I cannot say that I, with a fit of passion and self-realization, quickly emerged from the chasm of melancholy where I had made my home for nearly a decade.  My ascent was gradual, albeit progressive.  At some point along the way, I cannot say when, I gained the perspective of the Romantics – I did not regret the melancholy of my twenties, nor did I wish to shut the door on it.  I had been humanized and humbled by the darkness; because of it, the light shone that much brighter.  I am indebted to Professor Wilson for planting the seed, which, though it lay fallow for years, eventually grew of solid stock.

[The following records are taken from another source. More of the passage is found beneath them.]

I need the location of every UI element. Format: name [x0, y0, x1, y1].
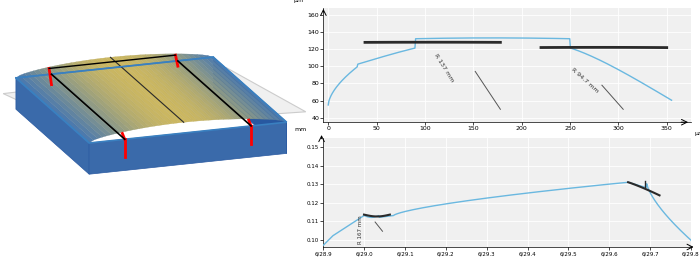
Polygon shape [197, 54, 275, 120]
Polygon shape [155, 54, 234, 119]
Polygon shape [150, 54, 229, 119]
Text: R 137 mm: R 137 mm [433, 53, 455, 83]
Text: R 167 mm: R 167 mm [358, 215, 363, 244]
Polygon shape [202, 55, 281, 120]
Polygon shape [101, 58, 178, 124]
Polygon shape [192, 54, 270, 119]
Polygon shape [130, 55, 209, 121]
Polygon shape [4, 68, 306, 127]
Polygon shape [186, 54, 265, 119]
Text: μm: μm [694, 131, 700, 136]
Polygon shape [141, 55, 218, 120]
Polygon shape [176, 54, 254, 119]
Polygon shape [160, 54, 239, 119]
Polygon shape [89, 122, 287, 174]
Polygon shape [16, 78, 89, 174]
Polygon shape [25, 72, 102, 139]
Text: R 94.7 mm: R 94.7 mm [570, 67, 599, 93]
Polygon shape [125, 56, 204, 121]
Polygon shape [116, 56, 194, 122]
Polygon shape [66, 63, 145, 128]
Text: μm: μm [294, 0, 304, 3]
Polygon shape [20, 74, 98, 140]
Polygon shape [106, 57, 183, 123]
Polygon shape [34, 70, 111, 136]
Polygon shape [52, 65, 130, 131]
Polygon shape [76, 61, 155, 127]
Text: mm: mm [294, 127, 307, 132]
Polygon shape [57, 64, 135, 130]
Polygon shape [62, 63, 140, 129]
Polygon shape [120, 56, 199, 121]
Polygon shape [48, 66, 125, 132]
Polygon shape [43, 67, 121, 133]
Polygon shape [207, 55, 286, 122]
Polygon shape [96, 58, 174, 124]
Polygon shape [16, 75, 93, 143]
Polygon shape [135, 55, 214, 120]
Polygon shape [171, 54, 249, 119]
Polygon shape [86, 60, 164, 125]
Polygon shape [214, 57, 287, 153]
Polygon shape [146, 54, 224, 120]
Polygon shape [166, 54, 244, 119]
Polygon shape [181, 54, 260, 119]
Polygon shape [38, 68, 116, 135]
Polygon shape [81, 60, 159, 126]
Polygon shape [91, 59, 169, 125]
Polygon shape [71, 62, 150, 128]
Polygon shape [29, 71, 107, 137]
Polygon shape [111, 57, 189, 122]
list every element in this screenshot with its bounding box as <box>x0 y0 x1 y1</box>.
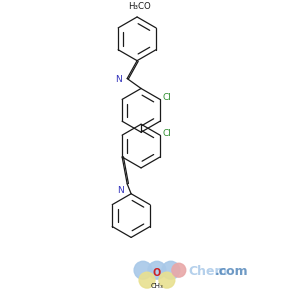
Circle shape <box>162 261 180 279</box>
Circle shape <box>139 272 155 288</box>
Text: N: N <box>117 186 124 195</box>
Text: CH₃: CH₃ <box>151 283 163 289</box>
Circle shape <box>148 261 166 279</box>
Text: Cl: Cl <box>163 129 172 138</box>
Text: O: O <box>153 268 161 278</box>
Text: N: N <box>116 75 122 84</box>
Text: Cl: Cl <box>163 93 172 102</box>
Text: .com: .com <box>214 265 248 278</box>
Circle shape <box>172 263 186 277</box>
Text: H₃CO: H₃CO <box>128 2 151 11</box>
Text: Chem: Chem <box>189 265 228 278</box>
Circle shape <box>159 272 175 288</box>
Circle shape <box>134 261 152 279</box>
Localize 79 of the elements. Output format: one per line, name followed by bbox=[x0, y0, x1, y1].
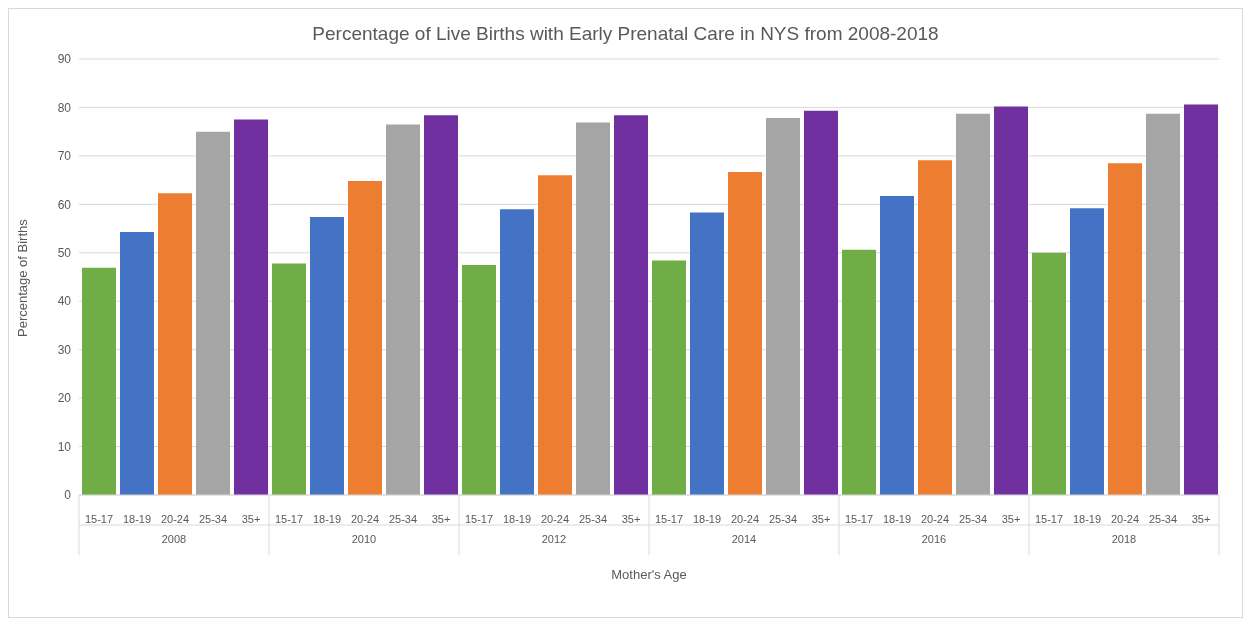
bar bbox=[158, 193, 192, 495]
text: 20-24 bbox=[350, 513, 380, 525]
bar bbox=[234, 119, 268, 495]
text: 35+ bbox=[1191, 513, 1211, 525]
bar bbox=[348, 181, 382, 495]
bar bbox=[500, 209, 534, 495]
bar bbox=[1032, 252, 1066, 495]
y-tick-label: 70 bbox=[57, 149, 72, 164]
text: 18-19 bbox=[882, 513, 912, 525]
series-label: 35+ bbox=[241, 513, 261, 525]
x-tick-label: 2014 bbox=[731, 533, 757, 545]
y-tick-label: 90 bbox=[57, 52, 72, 67]
bar bbox=[804, 110, 838, 495]
text: 25-34 bbox=[958, 513, 988, 525]
x-tick-label: 2012 bbox=[541, 533, 567, 545]
series-label: 15-17 bbox=[84, 513, 114, 525]
bar bbox=[994, 106, 1028, 495]
text: 15-17 bbox=[654, 513, 684, 525]
text: 25-34 bbox=[768, 513, 798, 525]
text: 35+ bbox=[811, 513, 831, 525]
bar bbox=[1146, 113, 1180, 495]
text: 18-19 bbox=[1072, 513, 1102, 525]
bar bbox=[652, 260, 686, 495]
text: 18-19 bbox=[312, 513, 342, 525]
bar bbox=[842, 249, 876, 495]
text: 18-19 bbox=[502, 513, 532, 525]
text: 35+ bbox=[621, 513, 641, 525]
text: 15-17 bbox=[844, 513, 874, 525]
text: 35+ bbox=[1001, 513, 1021, 525]
text: 20-24 bbox=[540, 513, 570, 525]
text: 15-17 bbox=[464, 513, 494, 525]
bar bbox=[614, 115, 648, 495]
chart-title: Percentage of Live Births with Early Prenatal Care in NYS from 2008-2018 bbox=[311, 23, 940, 45]
text: 25-34 bbox=[1148, 513, 1178, 525]
bar bbox=[880, 196, 914, 495]
x-axis-title: Mother's Age bbox=[611, 567, 687, 582]
bar bbox=[766, 118, 800, 495]
bar bbox=[538, 175, 572, 495]
bar bbox=[310, 216, 344, 495]
bar bbox=[576, 122, 610, 495]
bar bbox=[1070, 208, 1104, 495]
series-label: 20-24 bbox=[160, 513, 190, 525]
text: 20-24 bbox=[730, 513, 760, 525]
x-tick-label: 2016 bbox=[921, 533, 947, 545]
y-tick-label: 60 bbox=[57, 197, 72, 212]
bar bbox=[120, 231, 154, 495]
bar bbox=[82, 267, 116, 495]
bar bbox=[424, 115, 458, 495]
bar bbox=[1184, 104, 1218, 495]
bar bbox=[918, 160, 952, 495]
text: 15-17 bbox=[274, 513, 304, 525]
y-tick-label: 40 bbox=[57, 294, 72, 309]
bar bbox=[1108, 163, 1142, 495]
x-tick-label: 2008 bbox=[161, 533, 187, 545]
y-tick-label: 80 bbox=[57, 100, 72, 115]
bar bbox=[728, 171, 762, 495]
text: 35+ bbox=[431, 513, 451, 525]
text: 20-24 bbox=[1110, 513, 1140, 525]
x-tick-label: 2010 bbox=[351, 533, 377, 545]
text: 15-17 bbox=[1034, 513, 1064, 525]
y-tick-label: 20 bbox=[57, 391, 72, 406]
series-label: 25-34 bbox=[198, 513, 228, 525]
y-tick-label: 50 bbox=[57, 246, 72, 261]
bar bbox=[690, 212, 724, 495]
bar bbox=[462, 264, 496, 495]
text: 20-24 bbox=[920, 513, 950, 525]
bar bbox=[196, 131, 230, 495]
bar bbox=[956, 113, 990, 495]
text: 25-34 bbox=[388, 513, 418, 525]
bar bbox=[272, 263, 306, 495]
text: 18-19 bbox=[692, 513, 722, 525]
series-label: 18-19 bbox=[122, 513, 152, 525]
y-tick-label: 0 bbox=[64, 488, 72, 503]
bar bbox=[386, 124, 420, 495]
y-tick-label: 10 bbox=[57, 439, 72, 454]
y-axis-title: Percentage of Births bbox=[14, 218, 30, 337]
x-tick-label: 2018 bbox=[1111, 533, 1137, 545]
y-tick-label: 30 bbox=[57, 342, 72, 357]
text: 25-34 bbox=[578, 513, 608, 525]
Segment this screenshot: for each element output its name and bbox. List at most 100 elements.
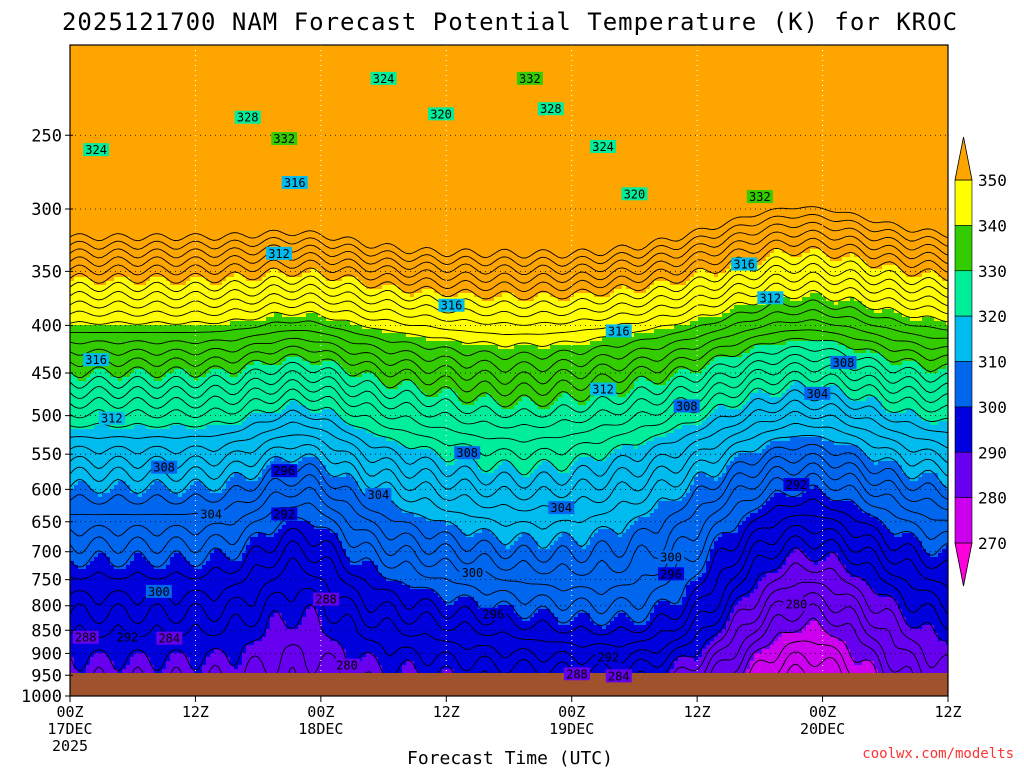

A rose plucked from a garden is beautiful because it must die, as all beautiful things must, one day, come to an end.  A silk rose in a glass vase is a pale imitation because it possesses no vitality, it is a mere imitation.  I recognize that I am an imitation – not a mimic, but a feigned likeness of a whole human held out to the world – a world, which chooses, most often, to accept me for what I seem rather than peering behind the curtain to who I truly am.
Before I get to afar afield, let me bring us back to melancholy and to a close.  As I am grateful to Professor Wilson, I am grateful for my melancholic past, and, yes, even for the fits of melancholy that I will continue to experience throughout my life.  Emerging from the darkness, the light is all the more vivid.